What Obama Can Learn From the Mahoning Valley




Last night I was thumbing through a book entitled Mahoning Memories. It is a history of the Mahoning Valley starting back with the Native American population and moving forward. It talks about the Connecticut Western Reserve and the land purchase by our forefathers with names that us locals can identify: Young, Shehy, Hillman, Wadsworth, Boardman, Canfield…you get the picture.

I was amazed by how fast this area “settled up.” With the original land purchases being made in the late 1790’s and Youngstown established on what is known as Spring Common in 1802, these folks endured many hardships, building rudimentary log cabins for communal living and communal agriculture. It was a hard existence. So hard, in fact, John Young’s wife only lasted a year or two and left along with Youngstown’s founder back to a more civilized existence. That being said, paintings show that by the 1820’s, a scant 18 years later, Youngstown had grown into quite a community with normalized and substantial structures and attractive housing for the well-to do.

What really caught my attention however, were the industrialists that populated the area almost from the beginning. The first blast furnace in the area was established in 1803, one year after Youngstown’s founding, by James and Daniel Heaton. By the mid 1840’s, mills had popped up all along the Mahoning River, which in turn morphed into Youngstown Sheet and Tube, Republic Steel, and numerous other factories that provided steel for the growth of our nation and supplies for America’s armed conflicts from the Civil War (Ohio’s Civil War Governor was Youngstown native David Tod) to Vietnam.
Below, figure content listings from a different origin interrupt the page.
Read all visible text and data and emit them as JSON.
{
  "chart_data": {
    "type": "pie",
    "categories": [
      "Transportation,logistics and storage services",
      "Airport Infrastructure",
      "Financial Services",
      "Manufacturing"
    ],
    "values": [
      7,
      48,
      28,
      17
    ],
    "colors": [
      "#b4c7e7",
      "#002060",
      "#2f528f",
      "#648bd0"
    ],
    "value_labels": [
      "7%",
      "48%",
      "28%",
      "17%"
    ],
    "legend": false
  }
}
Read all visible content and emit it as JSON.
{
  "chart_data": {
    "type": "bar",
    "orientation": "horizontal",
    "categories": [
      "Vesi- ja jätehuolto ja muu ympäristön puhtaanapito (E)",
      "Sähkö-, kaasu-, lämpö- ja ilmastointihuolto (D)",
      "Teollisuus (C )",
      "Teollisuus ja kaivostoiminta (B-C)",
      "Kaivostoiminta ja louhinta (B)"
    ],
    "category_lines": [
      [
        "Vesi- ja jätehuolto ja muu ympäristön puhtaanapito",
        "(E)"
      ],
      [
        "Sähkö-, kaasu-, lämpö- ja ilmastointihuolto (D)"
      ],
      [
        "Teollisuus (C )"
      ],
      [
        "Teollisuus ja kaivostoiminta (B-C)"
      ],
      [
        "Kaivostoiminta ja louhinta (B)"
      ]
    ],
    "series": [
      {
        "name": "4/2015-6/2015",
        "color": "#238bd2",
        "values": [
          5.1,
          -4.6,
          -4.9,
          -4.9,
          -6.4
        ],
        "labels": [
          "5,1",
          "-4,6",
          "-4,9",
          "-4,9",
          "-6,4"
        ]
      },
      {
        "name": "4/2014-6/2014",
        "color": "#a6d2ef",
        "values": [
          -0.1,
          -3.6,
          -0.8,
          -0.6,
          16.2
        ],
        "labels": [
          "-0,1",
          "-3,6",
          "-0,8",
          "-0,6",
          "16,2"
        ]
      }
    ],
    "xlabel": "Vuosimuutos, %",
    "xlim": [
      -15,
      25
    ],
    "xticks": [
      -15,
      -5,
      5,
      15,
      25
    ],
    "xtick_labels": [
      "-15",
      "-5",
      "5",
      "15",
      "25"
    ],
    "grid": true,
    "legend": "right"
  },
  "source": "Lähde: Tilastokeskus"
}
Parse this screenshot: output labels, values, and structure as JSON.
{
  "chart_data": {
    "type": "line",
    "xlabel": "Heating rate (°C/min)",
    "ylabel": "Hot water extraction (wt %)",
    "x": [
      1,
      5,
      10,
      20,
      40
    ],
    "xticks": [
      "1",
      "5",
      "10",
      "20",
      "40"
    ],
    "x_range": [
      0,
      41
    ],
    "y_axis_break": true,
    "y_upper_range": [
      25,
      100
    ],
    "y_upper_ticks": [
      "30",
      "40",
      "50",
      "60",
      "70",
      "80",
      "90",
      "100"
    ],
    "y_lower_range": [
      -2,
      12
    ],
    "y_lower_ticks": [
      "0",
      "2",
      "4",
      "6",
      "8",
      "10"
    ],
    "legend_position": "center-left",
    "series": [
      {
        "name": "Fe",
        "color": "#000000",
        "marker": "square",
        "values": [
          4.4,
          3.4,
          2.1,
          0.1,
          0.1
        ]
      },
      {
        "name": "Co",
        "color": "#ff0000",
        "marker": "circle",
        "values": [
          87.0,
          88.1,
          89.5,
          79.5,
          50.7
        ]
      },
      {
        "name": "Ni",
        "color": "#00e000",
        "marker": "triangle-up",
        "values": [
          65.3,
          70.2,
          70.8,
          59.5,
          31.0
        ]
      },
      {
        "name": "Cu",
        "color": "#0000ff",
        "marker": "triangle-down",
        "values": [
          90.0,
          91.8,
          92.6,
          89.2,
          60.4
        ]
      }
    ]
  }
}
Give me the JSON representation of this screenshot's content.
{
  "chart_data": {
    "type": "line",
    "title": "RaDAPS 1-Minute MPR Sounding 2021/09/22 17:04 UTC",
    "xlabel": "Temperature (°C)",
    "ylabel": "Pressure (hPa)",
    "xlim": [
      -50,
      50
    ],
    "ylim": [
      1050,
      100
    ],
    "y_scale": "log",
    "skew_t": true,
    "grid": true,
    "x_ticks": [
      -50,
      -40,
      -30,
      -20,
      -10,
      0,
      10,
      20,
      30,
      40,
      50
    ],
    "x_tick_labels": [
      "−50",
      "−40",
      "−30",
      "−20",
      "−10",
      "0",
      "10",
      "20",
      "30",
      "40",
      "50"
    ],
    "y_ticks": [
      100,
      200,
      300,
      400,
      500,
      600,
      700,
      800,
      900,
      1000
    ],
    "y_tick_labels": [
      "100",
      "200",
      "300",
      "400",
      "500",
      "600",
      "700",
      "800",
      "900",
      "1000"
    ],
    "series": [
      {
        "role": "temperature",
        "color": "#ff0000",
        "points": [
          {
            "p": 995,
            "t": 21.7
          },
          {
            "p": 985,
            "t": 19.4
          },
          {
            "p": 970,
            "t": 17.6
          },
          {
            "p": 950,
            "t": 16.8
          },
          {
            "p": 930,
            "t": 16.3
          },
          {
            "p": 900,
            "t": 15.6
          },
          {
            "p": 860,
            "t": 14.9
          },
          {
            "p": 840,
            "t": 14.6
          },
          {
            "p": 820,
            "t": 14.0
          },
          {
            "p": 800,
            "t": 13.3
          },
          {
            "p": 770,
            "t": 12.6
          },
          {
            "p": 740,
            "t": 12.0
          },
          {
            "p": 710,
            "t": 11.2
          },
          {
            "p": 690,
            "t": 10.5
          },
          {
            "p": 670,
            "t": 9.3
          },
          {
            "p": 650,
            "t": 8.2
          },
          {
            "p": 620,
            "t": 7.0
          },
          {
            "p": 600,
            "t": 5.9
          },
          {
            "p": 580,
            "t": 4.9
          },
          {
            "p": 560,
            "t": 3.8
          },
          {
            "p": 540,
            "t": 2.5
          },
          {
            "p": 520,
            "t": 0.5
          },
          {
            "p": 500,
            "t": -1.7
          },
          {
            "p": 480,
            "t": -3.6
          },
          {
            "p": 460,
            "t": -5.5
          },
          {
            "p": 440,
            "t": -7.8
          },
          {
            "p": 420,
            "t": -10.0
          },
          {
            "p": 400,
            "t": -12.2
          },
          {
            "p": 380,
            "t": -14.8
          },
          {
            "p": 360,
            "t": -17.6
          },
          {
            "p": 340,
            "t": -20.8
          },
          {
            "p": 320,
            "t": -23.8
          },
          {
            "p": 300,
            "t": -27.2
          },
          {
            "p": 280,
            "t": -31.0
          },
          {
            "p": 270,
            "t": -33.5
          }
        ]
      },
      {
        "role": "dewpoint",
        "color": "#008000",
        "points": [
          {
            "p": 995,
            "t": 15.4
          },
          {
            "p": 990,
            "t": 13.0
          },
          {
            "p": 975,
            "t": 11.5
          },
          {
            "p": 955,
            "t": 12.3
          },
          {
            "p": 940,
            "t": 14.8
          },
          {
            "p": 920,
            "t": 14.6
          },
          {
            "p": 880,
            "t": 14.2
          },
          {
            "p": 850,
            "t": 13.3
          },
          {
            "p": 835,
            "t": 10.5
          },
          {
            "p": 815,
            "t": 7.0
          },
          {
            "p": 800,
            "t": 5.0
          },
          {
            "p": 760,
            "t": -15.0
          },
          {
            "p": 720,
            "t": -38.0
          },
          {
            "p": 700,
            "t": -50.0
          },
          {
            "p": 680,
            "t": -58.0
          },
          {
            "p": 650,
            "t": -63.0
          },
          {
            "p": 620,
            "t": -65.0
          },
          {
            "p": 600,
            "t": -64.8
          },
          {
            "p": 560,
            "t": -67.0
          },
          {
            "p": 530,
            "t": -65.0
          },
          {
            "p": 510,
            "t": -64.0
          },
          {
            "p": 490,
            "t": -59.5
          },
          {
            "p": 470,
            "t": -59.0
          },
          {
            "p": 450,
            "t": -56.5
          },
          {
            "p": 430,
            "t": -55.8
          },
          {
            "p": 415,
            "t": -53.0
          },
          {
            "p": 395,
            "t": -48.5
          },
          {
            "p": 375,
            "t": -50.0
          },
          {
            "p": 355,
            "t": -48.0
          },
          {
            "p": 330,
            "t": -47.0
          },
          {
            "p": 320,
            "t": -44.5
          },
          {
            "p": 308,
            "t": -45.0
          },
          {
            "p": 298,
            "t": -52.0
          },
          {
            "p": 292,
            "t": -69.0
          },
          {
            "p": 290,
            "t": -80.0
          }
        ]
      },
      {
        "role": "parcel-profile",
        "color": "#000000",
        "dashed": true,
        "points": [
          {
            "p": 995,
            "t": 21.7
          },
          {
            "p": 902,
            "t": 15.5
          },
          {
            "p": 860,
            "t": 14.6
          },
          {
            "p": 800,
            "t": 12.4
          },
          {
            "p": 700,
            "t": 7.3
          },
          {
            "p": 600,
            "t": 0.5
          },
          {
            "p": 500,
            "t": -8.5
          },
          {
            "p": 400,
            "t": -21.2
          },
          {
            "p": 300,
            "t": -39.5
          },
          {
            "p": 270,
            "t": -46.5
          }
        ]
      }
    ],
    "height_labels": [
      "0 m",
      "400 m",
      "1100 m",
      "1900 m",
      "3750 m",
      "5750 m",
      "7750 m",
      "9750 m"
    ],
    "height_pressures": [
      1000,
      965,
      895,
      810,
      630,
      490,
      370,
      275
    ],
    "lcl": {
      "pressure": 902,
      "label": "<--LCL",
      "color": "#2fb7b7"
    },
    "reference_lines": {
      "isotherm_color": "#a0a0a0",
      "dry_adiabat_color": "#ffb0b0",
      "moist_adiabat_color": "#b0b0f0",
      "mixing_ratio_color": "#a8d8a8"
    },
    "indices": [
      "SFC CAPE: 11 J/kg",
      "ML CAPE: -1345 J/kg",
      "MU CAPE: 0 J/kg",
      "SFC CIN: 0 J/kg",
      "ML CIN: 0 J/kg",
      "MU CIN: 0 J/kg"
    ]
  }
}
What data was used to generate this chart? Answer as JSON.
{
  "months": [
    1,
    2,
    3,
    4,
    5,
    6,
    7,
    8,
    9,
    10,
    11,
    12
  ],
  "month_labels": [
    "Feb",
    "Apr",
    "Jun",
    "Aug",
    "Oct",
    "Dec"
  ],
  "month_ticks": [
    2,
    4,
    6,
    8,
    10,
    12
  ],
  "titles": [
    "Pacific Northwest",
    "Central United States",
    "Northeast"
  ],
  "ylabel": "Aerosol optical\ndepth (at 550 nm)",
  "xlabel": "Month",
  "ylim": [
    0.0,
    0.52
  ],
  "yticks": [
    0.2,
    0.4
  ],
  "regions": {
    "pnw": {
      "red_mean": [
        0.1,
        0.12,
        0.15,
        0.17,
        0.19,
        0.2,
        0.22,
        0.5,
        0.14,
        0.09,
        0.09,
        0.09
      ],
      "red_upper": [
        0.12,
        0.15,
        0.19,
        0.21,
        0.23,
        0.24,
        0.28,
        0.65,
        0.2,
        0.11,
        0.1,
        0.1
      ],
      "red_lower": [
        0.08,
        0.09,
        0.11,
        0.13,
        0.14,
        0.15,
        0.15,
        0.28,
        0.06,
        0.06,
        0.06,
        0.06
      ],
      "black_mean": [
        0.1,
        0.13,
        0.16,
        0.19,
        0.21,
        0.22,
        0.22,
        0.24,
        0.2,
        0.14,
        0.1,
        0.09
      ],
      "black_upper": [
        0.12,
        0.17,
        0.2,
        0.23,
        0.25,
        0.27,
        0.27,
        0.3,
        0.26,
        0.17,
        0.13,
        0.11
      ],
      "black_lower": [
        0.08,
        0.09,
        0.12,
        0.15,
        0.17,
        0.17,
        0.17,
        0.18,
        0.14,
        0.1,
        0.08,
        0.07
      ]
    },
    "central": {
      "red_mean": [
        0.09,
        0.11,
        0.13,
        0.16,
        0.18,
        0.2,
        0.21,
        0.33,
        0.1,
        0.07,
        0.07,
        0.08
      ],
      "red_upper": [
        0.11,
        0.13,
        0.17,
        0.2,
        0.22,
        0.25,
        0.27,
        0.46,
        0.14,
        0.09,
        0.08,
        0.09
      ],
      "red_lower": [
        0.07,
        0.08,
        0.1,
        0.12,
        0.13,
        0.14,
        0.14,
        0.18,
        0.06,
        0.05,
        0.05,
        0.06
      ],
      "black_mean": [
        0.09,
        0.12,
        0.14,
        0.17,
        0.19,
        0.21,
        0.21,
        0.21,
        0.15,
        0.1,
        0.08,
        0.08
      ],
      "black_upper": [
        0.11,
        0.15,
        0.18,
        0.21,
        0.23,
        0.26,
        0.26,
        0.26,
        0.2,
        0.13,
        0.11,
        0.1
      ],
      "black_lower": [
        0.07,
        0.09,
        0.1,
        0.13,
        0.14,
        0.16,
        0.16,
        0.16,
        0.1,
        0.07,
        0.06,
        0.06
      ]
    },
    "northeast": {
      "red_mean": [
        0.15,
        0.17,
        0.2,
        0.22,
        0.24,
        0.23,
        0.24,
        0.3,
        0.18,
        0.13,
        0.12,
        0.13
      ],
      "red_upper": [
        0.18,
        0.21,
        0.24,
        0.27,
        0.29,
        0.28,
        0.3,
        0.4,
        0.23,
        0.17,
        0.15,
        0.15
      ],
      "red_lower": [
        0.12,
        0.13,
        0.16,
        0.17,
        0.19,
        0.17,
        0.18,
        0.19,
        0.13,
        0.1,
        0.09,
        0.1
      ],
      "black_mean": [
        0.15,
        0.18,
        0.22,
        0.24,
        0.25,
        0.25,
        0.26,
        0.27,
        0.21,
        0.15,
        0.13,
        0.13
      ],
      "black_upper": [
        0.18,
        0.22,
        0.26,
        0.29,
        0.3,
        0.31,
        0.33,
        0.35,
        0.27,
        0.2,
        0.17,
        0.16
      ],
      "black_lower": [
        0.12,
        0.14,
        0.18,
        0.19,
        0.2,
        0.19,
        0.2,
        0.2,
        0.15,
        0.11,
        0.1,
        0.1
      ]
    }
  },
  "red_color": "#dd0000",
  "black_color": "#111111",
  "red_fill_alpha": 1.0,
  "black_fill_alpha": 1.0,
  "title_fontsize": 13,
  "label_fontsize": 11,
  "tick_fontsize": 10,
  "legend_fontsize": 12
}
Then everything collapsed in 1977, and it has been a long and slow road to recovery. Journalists are currently visiting the area to see how the first de-industrialized region in the country has fared now that the rest of the nation is where we were 3 decades ago.

When I put the book down, I began to think of today’s economic crisis. Could those visionary industrialists do today what they did back them? Probably not! We have so regulated ourselves, and put so many roadblocks in the way of doing anything, the result is nothing gets done. From taxes to zoning to permits to environmental regulations to the carbon emission garbage to hoot howls and supposedly endangered rodents, it is practically impossible to do anything of any magnitude and scope. How do we expect this nation to survive?

The most blatant example is the proposed coal liquefaction plant to be built in Wellsville. The developers announced that they scrapped government funding because it would take years for basic compliance requirements. They say they have private funding. Don’t bet the rent.

President Obama is proposing an upgrade and expansion of our electric grid, something that needs to be done badly as evidenced by the several blackouts the country has experienced these past few years. The environmentalists in conjunction with various cities are already threatening legal action to stop it, and it has yet to be voted on in Congress. A private entity doing this without strong participation by the government and its attendant rules wouldn’t stand a chance.

High speed trains between our major cities and in specific corridors like Cleveland to Cincinnati or Chicago to New York is an idea whose time has come. It is the most fuel efficient way to move large numbers of people, and would relieve airport congestion and jammed packed highways. Can you imagine the red tape in trying to get a project like that off the ground? Legal machinations would delay it by 20 years, yet it would provide thousands upon thousands of jobs and give this nation a boost. No private entity could even begin to do such a project in this day and age.

If Mr. Wick and Mr. Campbell and Mr. Todd were to try to build an industrial base in Youngstown today, I suspect that they would not succeed. And that,folks, is the problem with America today. The wealth of nation is determined by how many refrigerators it builds, not by how many hamburgers it flips. That is a lesson that should be learned by the United States government from President Obama on down the every school district Board of Education member. Until we do, we will remain a nation focused on “service” rather than “production.”